2. Aux termes de l’article R. 421-1 du code de justice administrative : « La juridiction ne peut être saisie que par voie de recours formé contre une décision, et ce, dans les deux mois à partir de la notification ou de la publication de la décision attaquée. / (…) ».


3. Il ressort des pièces du dossier que la décision 48 SI, qui comportait l’énoncé des voies et délais de recours, a été distribuée au domicile du requérant le 3 janvier 2024, ainsi qu’en atteste l’avis de réception produit en défense. M. A... n’établit pas que la personne qui a signé l’avis de réception n’était pas habilitée à recevoir le pli. Lorsque le requérant a adressé un recours gracieux, daté du 11 mars 2024 et reçu au ministère de l’intérieur le 13 mars 2024, le délai de recours avait déjà expiré.

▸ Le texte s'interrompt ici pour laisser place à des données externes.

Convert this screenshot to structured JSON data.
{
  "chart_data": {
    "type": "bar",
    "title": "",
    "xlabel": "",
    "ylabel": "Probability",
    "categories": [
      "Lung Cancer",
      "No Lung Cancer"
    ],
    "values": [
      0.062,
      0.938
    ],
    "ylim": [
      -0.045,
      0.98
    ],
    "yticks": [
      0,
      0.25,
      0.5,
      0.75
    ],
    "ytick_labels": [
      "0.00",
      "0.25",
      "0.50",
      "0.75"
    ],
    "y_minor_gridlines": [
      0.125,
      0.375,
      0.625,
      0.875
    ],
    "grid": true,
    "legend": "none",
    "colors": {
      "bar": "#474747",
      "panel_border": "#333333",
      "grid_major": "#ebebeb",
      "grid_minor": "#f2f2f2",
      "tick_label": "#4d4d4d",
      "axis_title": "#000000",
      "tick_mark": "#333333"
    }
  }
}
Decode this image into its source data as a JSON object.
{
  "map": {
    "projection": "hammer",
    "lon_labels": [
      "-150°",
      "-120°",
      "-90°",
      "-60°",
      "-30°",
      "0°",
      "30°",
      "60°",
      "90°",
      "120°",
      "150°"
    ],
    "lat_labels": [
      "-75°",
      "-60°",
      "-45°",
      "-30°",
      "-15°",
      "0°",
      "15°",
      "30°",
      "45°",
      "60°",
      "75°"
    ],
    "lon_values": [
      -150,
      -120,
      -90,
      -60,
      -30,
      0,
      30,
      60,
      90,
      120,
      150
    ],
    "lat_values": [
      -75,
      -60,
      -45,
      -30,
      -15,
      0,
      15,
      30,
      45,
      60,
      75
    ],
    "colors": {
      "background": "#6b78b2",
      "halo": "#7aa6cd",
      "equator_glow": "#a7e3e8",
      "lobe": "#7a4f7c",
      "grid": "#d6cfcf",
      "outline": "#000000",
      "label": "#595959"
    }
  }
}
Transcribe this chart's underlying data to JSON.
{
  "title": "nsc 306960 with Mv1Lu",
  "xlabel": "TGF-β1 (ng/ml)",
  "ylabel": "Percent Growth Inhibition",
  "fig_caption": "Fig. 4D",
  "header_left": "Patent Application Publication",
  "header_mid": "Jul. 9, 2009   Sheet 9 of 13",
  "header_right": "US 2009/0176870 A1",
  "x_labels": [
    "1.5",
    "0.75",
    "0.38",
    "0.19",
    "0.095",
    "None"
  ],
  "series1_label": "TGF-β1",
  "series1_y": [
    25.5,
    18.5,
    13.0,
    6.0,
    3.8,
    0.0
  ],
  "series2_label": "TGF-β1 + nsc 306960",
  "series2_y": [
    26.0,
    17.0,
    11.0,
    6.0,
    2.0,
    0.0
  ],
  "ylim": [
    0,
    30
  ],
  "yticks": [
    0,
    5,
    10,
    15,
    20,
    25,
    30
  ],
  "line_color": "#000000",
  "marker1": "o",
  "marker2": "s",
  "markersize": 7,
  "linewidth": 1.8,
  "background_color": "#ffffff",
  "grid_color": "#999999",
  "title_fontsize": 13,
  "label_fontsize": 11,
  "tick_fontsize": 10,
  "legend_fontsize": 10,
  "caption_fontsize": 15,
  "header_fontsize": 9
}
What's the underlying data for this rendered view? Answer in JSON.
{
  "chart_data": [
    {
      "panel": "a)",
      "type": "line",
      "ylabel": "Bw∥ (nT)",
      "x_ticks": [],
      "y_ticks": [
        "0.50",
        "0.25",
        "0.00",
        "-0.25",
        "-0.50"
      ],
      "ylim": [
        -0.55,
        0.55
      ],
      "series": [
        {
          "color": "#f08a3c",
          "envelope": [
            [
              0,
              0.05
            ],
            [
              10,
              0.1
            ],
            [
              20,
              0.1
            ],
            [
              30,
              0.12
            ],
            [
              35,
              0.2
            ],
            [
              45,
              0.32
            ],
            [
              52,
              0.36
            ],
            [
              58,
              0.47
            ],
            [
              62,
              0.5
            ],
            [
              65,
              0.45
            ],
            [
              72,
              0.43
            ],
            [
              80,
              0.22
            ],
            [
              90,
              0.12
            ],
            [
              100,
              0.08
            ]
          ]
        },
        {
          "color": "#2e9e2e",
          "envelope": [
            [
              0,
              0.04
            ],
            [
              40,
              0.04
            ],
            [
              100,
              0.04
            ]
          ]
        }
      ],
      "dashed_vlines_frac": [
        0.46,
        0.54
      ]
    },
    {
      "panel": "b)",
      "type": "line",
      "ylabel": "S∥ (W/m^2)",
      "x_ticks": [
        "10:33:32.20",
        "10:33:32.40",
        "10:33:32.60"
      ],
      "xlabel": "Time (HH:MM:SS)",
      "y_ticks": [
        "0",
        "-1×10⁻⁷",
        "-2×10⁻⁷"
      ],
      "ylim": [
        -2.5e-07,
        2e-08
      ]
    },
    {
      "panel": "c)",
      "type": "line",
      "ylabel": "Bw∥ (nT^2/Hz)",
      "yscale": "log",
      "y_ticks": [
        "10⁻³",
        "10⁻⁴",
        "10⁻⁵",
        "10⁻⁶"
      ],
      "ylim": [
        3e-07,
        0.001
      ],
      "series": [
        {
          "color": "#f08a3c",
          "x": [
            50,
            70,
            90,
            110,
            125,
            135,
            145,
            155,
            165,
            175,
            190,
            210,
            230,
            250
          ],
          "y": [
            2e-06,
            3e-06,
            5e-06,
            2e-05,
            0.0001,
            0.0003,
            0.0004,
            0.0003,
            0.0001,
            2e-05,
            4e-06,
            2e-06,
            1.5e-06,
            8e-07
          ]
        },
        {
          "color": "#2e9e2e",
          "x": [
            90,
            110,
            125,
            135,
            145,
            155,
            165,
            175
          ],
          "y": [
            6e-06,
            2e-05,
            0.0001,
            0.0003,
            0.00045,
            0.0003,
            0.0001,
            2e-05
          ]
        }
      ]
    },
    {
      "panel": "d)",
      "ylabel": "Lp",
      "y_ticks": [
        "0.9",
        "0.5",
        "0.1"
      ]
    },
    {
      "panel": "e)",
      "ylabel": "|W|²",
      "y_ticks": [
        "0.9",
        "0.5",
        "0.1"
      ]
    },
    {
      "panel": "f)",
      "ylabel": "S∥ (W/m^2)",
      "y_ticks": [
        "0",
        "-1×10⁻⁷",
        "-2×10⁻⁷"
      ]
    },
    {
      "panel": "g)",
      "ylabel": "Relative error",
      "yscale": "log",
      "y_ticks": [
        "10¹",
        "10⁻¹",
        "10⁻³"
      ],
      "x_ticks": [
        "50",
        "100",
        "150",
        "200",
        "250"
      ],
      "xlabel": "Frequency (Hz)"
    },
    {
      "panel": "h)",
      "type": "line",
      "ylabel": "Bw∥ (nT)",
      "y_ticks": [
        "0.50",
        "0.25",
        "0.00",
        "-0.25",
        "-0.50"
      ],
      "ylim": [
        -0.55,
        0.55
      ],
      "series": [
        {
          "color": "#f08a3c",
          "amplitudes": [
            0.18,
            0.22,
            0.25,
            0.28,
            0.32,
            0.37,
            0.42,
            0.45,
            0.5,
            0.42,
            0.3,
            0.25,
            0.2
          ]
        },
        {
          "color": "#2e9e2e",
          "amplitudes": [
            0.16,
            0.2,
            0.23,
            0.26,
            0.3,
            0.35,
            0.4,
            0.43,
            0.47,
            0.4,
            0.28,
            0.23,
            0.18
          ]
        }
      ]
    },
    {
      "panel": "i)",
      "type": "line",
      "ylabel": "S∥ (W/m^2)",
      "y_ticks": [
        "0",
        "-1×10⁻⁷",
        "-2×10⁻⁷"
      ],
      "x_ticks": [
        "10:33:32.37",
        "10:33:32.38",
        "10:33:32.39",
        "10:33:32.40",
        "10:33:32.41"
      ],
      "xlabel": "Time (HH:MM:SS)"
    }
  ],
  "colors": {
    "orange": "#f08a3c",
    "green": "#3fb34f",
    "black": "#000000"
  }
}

Par suite, les conclusions à fin d’annulation présentées par le requérant sont tardives et donc irrecevables.


4. Il résulte de ce qui précède que les conclusions à fin d’injonction doivent être également rejetées ainsi que les conclusions présentées au titre de l’article L. 761-1 du code de justice administrative.





D E C I D E :



Article 1er : La requête de M. A... est rejetée.


Article 2 : Le présent jugement sera notifié à M. B... A... et au ministre de l’intérieur.


Rendu public par mise à disposition au greffe le 3 février 2026.


Le magistrat désigné,

Signé

X. FABRE


Le greffier,

Signé

A. DEWIERE
La République mande et ordonne au ministre de l’intérieur en ce qui le concerne ou à tous commissaires de justice à ce requis en ce qui concerne les voies de droit commun contre les parties privées, de pourvoir à l'exécution du présent jugement.